Cesdekiawan muslim Nurchalis Madjid menguraikan tentang etika politik dalam arti implimentasi dari keadilan, dan ini adalah prinsip akhlak mulia.
Sebelum masuk pada pembahasan judul di atas, lebih dahulu dikemukakan urgensi dan akhlak dalam perspektif diskursus etemologis-filosofis-teologis.
I
Urgensi etika dan akhlak dalam logika politik dan logika agama dapat dikaji dalam Encyclopedia Britanica ; etika dinyatakan dengan tegas sebagai filsafat moral, yaitu studi yang sisematik mengenai sifat dasar dari konsep-konsep nilai baik, buruk, harus, benar, salah, dan sebagainya.

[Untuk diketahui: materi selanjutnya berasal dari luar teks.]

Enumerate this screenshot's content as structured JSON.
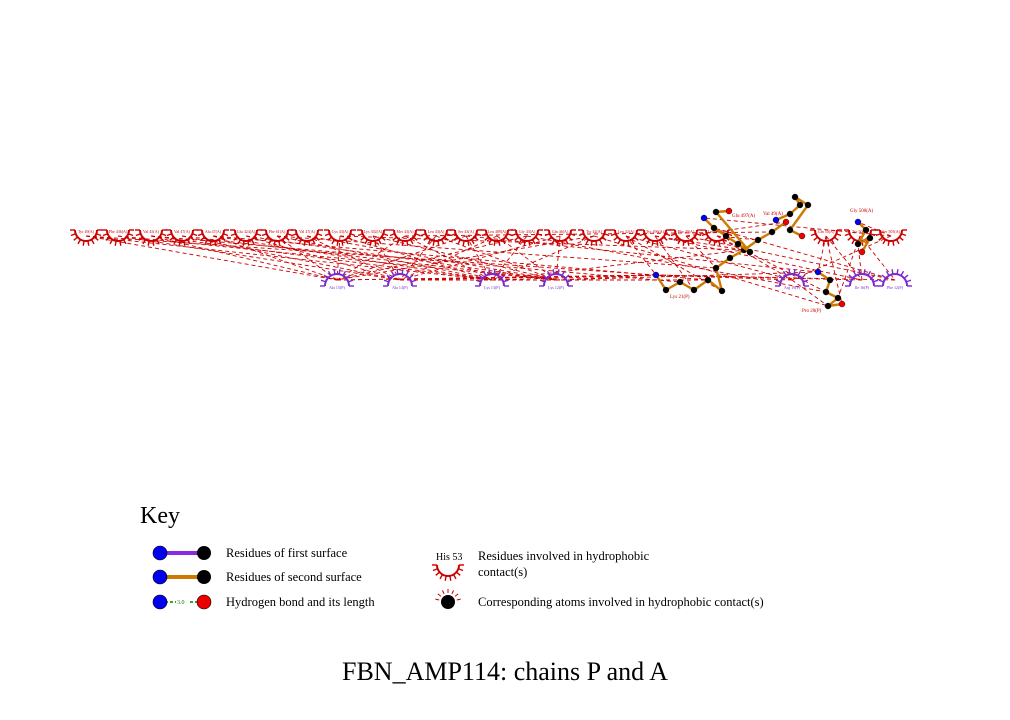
{
  "title": "FBN_AMP114: chains P and A",
  "colors": {
    "chain_a_arc": "#cc0000",
    "chain_p_arc": "#7a2bcc",
    "contact_line": "#cc0000",
    "bond_first_surface": "#8a2be2",
    "bond_second_surface": "#cc7a00",
    "hbond": "#008000",
    "atom_n": "#0000ee",
    "atom_c": "#000000",
    "atom_o": "#ee0000"
  },
  "residues_top": [
    "Tyr 49(A)",
    "Phe 436(A)",
    "Val 45(A)",
    "Val 47(A)",
    "Ala 47(A)",
    "Glu 424(A)",
    "Phe 61(A)",
    "Val 47(A)",
    "Cys 43(A)",
    "Lys 302(A)",
    "Met 43(A)",
    "Leu 43(A)",
    "Ser 43(A)",
    "Leu 489(A)",
    "Gly 43(A)",
    "Gln 46(A)",
    "Tyr 42(A)",
    "Leu 42(A)",
    "Tyr 496(A)",
    "Phe 49(A)",
    "Leu 498(A)",
    "Gln 50(A)",
    "Tyr 50(A)",
    "Ser 505(A)"
  ],
  "residues_bottom": [
    "Ala 15(P)",
    "Ala 14(P)",
    "Lys 13(P)",
    "Lys 12(P)",
    "Arg 19(P)",
    "Ile 16(P)",
    "Phe 12(P)"
  ],
  "ligand_labels": {
    "glu": "Glu 497(A)",
    "val": "Val 49(A)",
    "gly": "Gly 500(A)",
    "lys": "Lys 21(P)",
    "pro": "Pro 20(P)"
  },
  "key": {
    "heading": "Key",
    "first_surface": "Residues of first surface",
    "second_surface": "Residues of second surface",
    "hbond": "Hydrogen bond and its length",
    "hbond_length": "3.0",
    "hydrophobic_example": "His 53",
    "hydrophobic_line1": "Residues involved in hydrophobic",
    "hydrophobic_line2": "contact(s)",
    "corresponding_atoms": "Corresponding atoms involved in hydrophobic contact(s)"
  }
}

Sehingga oleh Lillie1, etika digolongkan sebagai ilmu pengetahuan normatif yang bertugas memberikan pertimbangan perilaku manusia dalam mansyarakat apakah baik atau buruk, benar, atau salah.

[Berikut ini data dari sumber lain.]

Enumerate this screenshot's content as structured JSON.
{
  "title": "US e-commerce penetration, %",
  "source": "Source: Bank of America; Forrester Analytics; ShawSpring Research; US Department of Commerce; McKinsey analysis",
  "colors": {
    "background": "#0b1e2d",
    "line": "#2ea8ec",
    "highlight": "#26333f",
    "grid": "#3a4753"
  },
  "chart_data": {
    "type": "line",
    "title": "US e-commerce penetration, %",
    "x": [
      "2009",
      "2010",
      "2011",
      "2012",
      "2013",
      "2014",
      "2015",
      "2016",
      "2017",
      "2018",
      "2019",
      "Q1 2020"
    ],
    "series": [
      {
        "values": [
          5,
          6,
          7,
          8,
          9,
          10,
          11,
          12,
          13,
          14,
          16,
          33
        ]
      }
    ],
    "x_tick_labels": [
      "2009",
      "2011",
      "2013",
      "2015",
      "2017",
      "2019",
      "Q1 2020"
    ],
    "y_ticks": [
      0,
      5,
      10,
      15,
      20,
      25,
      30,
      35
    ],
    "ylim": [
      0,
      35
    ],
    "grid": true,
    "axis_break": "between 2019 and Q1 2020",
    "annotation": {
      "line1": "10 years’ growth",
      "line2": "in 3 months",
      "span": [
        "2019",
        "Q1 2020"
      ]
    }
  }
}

Pendapat Lillie di atas, berbeda dengan uraian yang dikemukakan oleh Austin Fogothey2, dan William Frankena3. Kalau Fogothey memberikan definisi bahwa etika berhubungan dengan seluruh ilmu pengetahuan tentang manusia dan masyarakat, yang meliputi antropologi, psikologi, sosiologi, ilmu politik dan ilmu hukum. Perbedaannya terletak pada aspek keharusannya (ought). Berbeda dengan teologi moral, karena tidak bersandarkan pada kaidah-kaidah keagamaan, tetapi terbatas pada pengetahuan yang dilahirkan tenaga manusia sendiri. sedangkan Frankena menjelaskan bahwa etika sebagai cabang filsafat, yaitu filsafat moral atau pemikiran kefilsafatan tentang moralitas, problem moral, dan pertimbangan moral. Istilah moral dan etika sering dipadankan (disamakan) dengan kebenaran (right), kebaikan (good) yang berlawanan dengan kata ‘tidak bermoral’ (immoral) dan ‘tidak beretika’ (unethical).

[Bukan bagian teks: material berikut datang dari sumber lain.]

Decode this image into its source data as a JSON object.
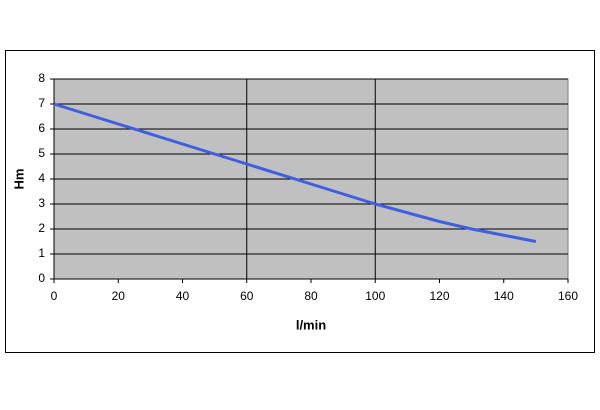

Untuk lebih mempertajam pemahaman tentang etika, dapat dikemukakan istilah yang dekat, yaitu etiket (sopan santun). Dua kata ini (etika dan etiket) dalam bahasa Inggris “ethics” dan “itiquette” di samping terdapat perbedaan, ada persamaan yang mendasar, antara lain : keduanya menyangkut perilaku dan perbuatan manusia dan mengatur perilaku tersebut secara normatif, dan pada gilirannya dapat menentukan apa yang harus dan boleh dilakukan, atau apa yang tidak boleh dilakukan. Sedang perbedaannya minimal ada 4 (empat) macam, seperti yang diuraikan Achmad Charris Zubair dosen Filsafat UGM Yogyakarta, antara lain ;
Pertama, etiket menyangkut cara suatu perbuatan harus dilakukan manusia. Di antara beberapa cara mungkin, etiket menunjukkan cara yang tepat, artinya, cara yang diharapkan dapat dibenarkan dalam suatu kalangan tertentu. Misalnya, jika menyerahkan seseuatu kepada atasan, harus menyerahkannya dengan menggunakan tangan kanan. Dianggap melanggar etika, bila seseorang menyerahkannya dengan tangan kiri. Tetapi etika tidak tidak terbatas pada cara dilakukannya suatu perbuatan. Etika memberi norma tentang perbuatan itu sendiri. etika menyangkut bahasan apakah suatu perbuatan boleh dilakukan, ya atau tidak. Contoh ; mengambil barang milik orang lain tanpa izin, tidak pernah dibenarkan/diperbolehkan. “jangan mencuri adalah merupakan suatu norma etika”. Apakah mencuri dengan tangan kanan atau dengan tangan kiri. Norma etis tidak terbatas pada cara perbuatan dilakukan, melainkan menyangkut perbuatan itu sendiri (it self).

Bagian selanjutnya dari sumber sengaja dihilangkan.